HIGH street music retailer HMV last week announced that it is appointing Deloitte as administrators, putting over 4,000 jobs at risk.
However the company says it is keeping all eleven Northern Ireland stores open - including the one in Coleraine’s Diamond Centre - while they seek a buyer.
Chief executive Trevor Moore insisted there was a place for HMV on the high street and said he was “confident that we will find a solution.
“I would like to personally pay tribute to the 4,500 people who work for HMV. Clearly this is a very worrying time for them and their families,” he said.
The news makes HMV the latest in a succession of shops to fall into trouble following a difficult trading period for Northern Ireland’s retailers and the challenge from online stores.
Consumers who have HMV gift vouchers or cards will not be able to redeem them but should hold onto the gift voucher or card in case a buyer for the company is found.
Dan Wagner, CEO and Chairman of mPowa and Powa Technologies, which is responsible for implementing online and mobile retail platforms for some of the leading high street names, said, “Although HMV has introduced various promotions to drive sales, the shift in the way consumers are buying goods has had far-reaching implications.
“Internet shopping is now more popular in the UK than any other country in the world, with UK spending an average of £1,083 a year on shopping online. While this is good news for British ecommerce businesses, those that didn’t have a digitally focused strategy from the outset are now playing catch-up and the consequences are clear to see.
“Although HMV responded to its changing customer demands by moving towards a technology focused strategy with the sale of headphones and tablets, it appears by today’s announcement that this strategy has not been able to compensate for the fall in CD and DVD revenue.
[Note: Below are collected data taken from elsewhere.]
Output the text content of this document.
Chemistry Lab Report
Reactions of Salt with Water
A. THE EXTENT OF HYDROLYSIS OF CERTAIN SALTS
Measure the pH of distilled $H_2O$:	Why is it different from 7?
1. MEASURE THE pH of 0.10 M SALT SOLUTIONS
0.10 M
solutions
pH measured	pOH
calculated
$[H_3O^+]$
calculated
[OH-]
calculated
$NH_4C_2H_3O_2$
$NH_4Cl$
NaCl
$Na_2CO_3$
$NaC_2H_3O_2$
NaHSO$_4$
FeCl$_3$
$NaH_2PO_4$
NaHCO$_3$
Competition from iTunes and Amazon seems to have contributed to the fall in sales for HMV.”
Wagner warned: “Many retailers in Northern Ireland could succumb to a similar fate because of the cumulative effect of poor sales throughout the year. Retailers have to stay ahead of the game and have an effective online and offline strategy in place if they are to survive in this new technology-focused era.”
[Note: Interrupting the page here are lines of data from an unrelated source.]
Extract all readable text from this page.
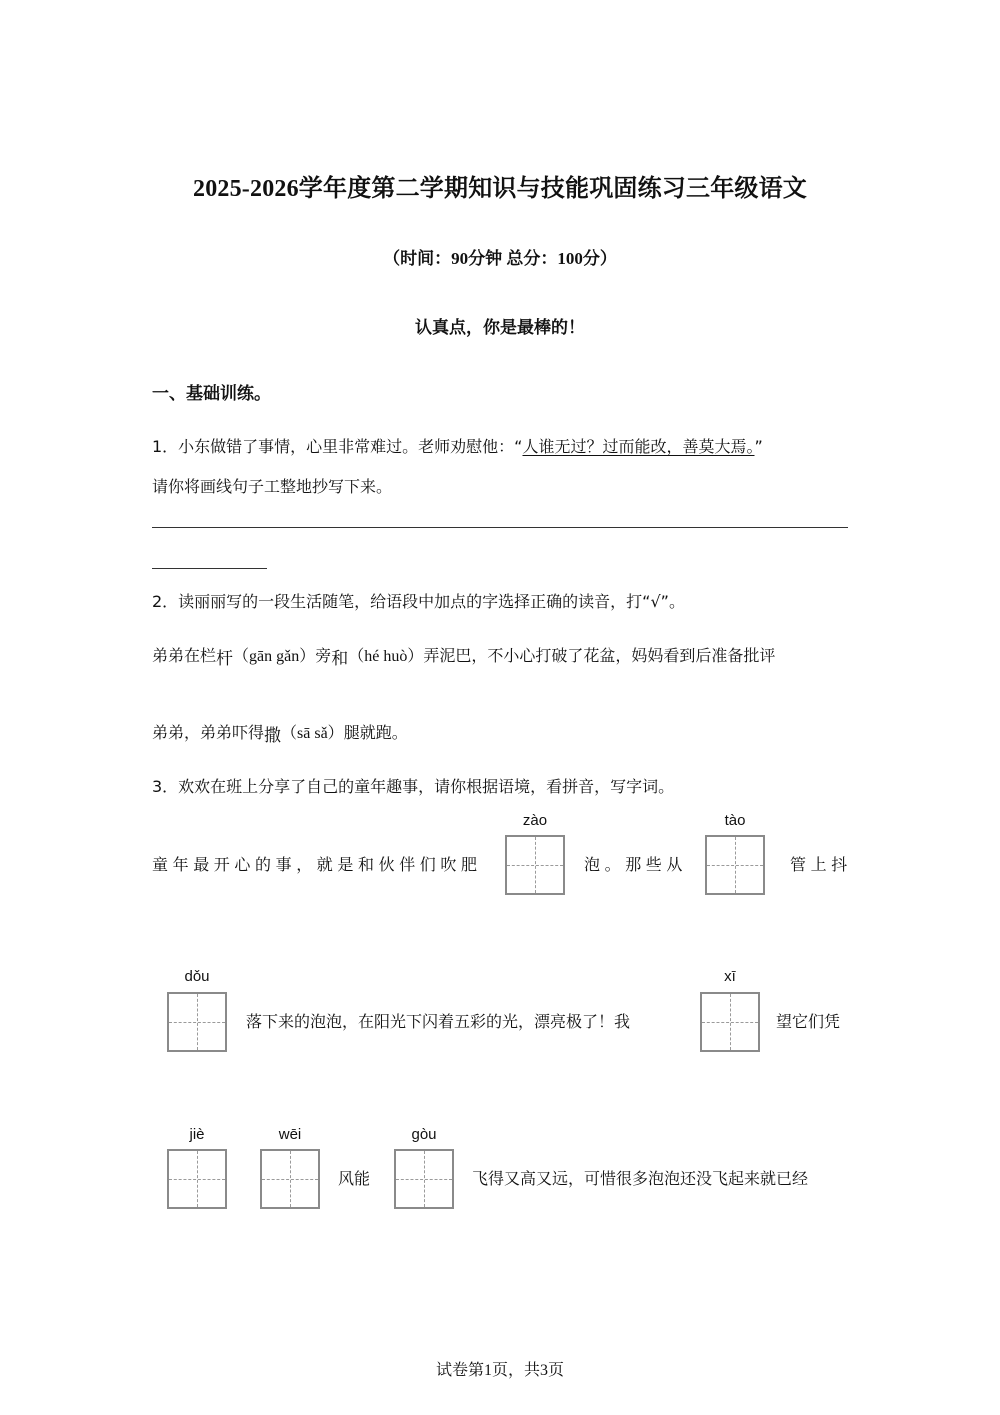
2025-2026学年度第二学期知识与技能巩固练习三年级语文
（时间：90分钟 总分：100分）
认真点，你是最棒的！
一、基础训练。
1．小东做错了事情，心里非常难过。老师劝慰他：“人谁无过？过而能改，善莫大焉。”
请你将画线句子工整地抄写下来。
2．读丽丽写的一段生活随笔，给语段中加点的字选择正确的读音，打“√”。
弟弟在栏杆（gān gǎn）旁和（hé huò）弄泥巴，不小心打破了花盆，妈妈看到后准备批评
弟弟，弟弟吓得撒（sā sǎ）腿就跑。
3．欢欢在班上分享了自己的童年趣事，请你根据语境，看拼音，写字词。
童年最开心的事，就是和伙伴们吹肥
zào
泡。那些从
tào
管上抖
dǒu
落下来的泡泡，在阳光下闪着五彩的光，漂亮极了！我
xī
望它们凭
jiè	wēi
风能
gòu
飞得又高又远，可惜很多泡泡还没飞起来就已经
试卷第1页，共3页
Antoinette McKeown, Chief Executive of the Consumer Council said: “HMV has announced their policy is not to accept gift vouchers or cards or issue any more. It’s at the discretion of the administrator to allow consumers to redeem any form of gift card or voucher.
“If a new buyer is found, the new owner may honour the gift vouchers or cards so consumers should hold onto their vouchers or cards.
“If you have HMV goods that you want to exchange or return, you are not legally entitled to a refund or exchange unless the item is faulty. If the item is faulty, your rights under the Sale of Goods Act will apply and HMV must replace the faulty item or provide a refund.
“Given the current economic climate, the Consumer Council would encourage consumers who have gift vouchers or cards and credit notes for any retailer to use them as soon as possible. Consumers should also think about how they pay for goods or services in order to protect them against a retailer going out of business.”